DDoSecrets member Emma Best tweeted the news from a separate account earlier today. Twitter confirmed it in a statement to The Verge, saying that DDoSecrets violated rules against posting hacked materials and was permanently suspended. As Ars Technica notes, this hasn’t always been the site’s policy — better-known leaks site WikiLeaks maintains an account, for instance, despite releasing hacked data from the Democratic National Committee and other sources.

Best wrote on Twitter that they were more worried about the link blocking than the ban itself. “DDoSecrets has worked with dozens of major news outlets across the world and published terabytes of data uncovering money laundering schemes, corruption, and more,” Best tweeted. “While some of the data we host was hacked, much of it was (and will continue to be) leaked. Twitter has silenced those whistleblowers.”

The leaked data is only intermittently available through DDoSecrets’ site, but so far it’s apparently yielded details like a police department’s interest in protesters using Stingray-detecting app SnoopSnitch. Some of these details have now been removed as Twitter deletes tweets sharing DDoSecrets data.

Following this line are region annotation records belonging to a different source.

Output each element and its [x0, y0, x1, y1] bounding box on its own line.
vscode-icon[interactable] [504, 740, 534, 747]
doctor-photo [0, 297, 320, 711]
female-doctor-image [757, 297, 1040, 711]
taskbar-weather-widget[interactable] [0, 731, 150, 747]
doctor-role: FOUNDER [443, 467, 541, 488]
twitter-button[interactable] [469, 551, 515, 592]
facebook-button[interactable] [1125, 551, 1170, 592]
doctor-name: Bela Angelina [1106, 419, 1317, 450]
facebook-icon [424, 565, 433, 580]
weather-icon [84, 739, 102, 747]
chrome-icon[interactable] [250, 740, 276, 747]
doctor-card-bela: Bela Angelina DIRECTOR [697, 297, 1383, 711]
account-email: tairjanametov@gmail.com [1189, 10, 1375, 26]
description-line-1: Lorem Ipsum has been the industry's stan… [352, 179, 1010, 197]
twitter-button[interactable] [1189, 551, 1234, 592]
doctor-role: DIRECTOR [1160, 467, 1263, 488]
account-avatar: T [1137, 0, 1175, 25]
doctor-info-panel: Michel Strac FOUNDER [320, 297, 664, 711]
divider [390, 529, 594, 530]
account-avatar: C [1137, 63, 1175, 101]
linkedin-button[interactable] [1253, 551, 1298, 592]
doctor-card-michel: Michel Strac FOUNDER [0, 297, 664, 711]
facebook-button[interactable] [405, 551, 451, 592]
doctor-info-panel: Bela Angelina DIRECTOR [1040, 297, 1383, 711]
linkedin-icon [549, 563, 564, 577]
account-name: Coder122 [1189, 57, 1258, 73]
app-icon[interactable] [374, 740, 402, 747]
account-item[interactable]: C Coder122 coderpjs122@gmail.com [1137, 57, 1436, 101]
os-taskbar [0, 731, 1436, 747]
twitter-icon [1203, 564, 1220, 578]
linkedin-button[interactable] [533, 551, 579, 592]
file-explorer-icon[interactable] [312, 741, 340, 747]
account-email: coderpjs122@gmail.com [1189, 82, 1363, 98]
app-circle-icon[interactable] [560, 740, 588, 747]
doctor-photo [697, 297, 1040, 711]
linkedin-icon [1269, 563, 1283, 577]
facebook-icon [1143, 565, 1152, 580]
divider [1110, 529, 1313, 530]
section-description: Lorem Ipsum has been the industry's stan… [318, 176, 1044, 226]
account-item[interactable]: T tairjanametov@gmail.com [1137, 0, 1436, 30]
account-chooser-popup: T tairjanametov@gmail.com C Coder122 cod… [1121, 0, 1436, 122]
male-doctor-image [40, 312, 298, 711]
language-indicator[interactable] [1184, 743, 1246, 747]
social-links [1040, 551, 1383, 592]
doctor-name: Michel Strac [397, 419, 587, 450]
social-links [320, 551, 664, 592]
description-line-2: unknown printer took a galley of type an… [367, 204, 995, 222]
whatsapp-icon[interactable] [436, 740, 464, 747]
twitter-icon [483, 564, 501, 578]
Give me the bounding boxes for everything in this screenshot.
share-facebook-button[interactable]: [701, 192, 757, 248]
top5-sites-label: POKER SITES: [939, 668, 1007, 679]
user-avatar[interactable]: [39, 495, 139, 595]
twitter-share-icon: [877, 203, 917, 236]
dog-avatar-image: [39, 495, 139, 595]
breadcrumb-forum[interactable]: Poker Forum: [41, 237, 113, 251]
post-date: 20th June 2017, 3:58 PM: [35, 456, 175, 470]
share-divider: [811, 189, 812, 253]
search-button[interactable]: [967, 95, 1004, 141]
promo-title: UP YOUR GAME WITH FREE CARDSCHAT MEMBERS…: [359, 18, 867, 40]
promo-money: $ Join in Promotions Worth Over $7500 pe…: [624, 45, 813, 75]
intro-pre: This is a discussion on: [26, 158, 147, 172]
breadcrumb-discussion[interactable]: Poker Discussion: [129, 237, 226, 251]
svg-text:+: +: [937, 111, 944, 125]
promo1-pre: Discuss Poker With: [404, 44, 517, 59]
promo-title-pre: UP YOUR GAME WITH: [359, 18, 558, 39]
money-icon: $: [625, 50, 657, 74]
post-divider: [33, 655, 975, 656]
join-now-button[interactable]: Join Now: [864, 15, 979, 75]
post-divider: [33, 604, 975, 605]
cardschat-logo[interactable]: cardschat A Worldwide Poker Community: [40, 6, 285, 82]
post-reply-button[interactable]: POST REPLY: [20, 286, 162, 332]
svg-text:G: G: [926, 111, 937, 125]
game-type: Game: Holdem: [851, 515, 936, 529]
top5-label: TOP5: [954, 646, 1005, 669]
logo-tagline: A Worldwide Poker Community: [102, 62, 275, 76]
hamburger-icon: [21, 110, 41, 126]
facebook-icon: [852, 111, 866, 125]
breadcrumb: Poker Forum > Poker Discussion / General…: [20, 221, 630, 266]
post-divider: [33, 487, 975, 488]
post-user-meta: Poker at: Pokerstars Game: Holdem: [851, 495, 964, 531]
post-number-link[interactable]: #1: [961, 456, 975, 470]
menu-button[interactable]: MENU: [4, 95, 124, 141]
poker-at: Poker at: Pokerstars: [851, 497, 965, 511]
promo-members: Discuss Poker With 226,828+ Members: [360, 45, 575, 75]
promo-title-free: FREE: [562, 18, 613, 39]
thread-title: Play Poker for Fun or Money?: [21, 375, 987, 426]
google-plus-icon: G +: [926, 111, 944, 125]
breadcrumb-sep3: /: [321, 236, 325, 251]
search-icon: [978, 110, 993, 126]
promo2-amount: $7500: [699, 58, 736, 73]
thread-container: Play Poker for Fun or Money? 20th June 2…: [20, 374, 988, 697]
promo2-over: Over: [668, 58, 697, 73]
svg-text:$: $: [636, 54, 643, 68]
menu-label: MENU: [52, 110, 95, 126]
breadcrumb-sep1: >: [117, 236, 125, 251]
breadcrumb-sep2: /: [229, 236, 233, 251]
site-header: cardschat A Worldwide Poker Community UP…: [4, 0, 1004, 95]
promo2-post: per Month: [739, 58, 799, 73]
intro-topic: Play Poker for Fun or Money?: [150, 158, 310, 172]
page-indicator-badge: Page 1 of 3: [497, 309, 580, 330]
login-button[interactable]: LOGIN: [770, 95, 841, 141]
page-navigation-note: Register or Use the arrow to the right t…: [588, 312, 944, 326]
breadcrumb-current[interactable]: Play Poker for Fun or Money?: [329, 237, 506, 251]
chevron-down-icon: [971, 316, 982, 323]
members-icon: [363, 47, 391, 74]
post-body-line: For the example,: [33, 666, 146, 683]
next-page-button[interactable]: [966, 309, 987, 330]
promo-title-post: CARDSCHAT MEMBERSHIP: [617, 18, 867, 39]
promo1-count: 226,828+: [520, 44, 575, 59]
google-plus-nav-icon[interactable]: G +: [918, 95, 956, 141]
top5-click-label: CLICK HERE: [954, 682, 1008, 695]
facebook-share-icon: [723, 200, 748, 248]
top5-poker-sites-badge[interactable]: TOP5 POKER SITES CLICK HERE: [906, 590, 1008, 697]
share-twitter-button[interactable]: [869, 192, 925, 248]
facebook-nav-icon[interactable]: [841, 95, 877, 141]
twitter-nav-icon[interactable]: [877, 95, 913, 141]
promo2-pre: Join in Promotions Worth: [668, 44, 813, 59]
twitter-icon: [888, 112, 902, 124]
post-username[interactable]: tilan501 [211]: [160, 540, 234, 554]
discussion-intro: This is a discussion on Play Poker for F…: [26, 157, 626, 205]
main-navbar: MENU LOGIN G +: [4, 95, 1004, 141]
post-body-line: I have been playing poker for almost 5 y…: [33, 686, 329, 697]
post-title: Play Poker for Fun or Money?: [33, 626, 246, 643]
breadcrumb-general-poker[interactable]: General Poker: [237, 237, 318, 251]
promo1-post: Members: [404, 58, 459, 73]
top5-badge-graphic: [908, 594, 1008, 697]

According to a report obtained by security researcher and writer Brian Krebs, the BlueLeaks dataset contained some “highly sensitive information” — including bank routing numbers — alongside emails and other material from police departments across several countries. It was reportedly leaked after a breach at Netsential, a web development company that worked with government agencies. Best told Wired that the data was provided by someone identifying as a member of the Anonymous hacktivism movement and that DDoSecrets removed around 50 gigabytes of data including details about crime victims and health information.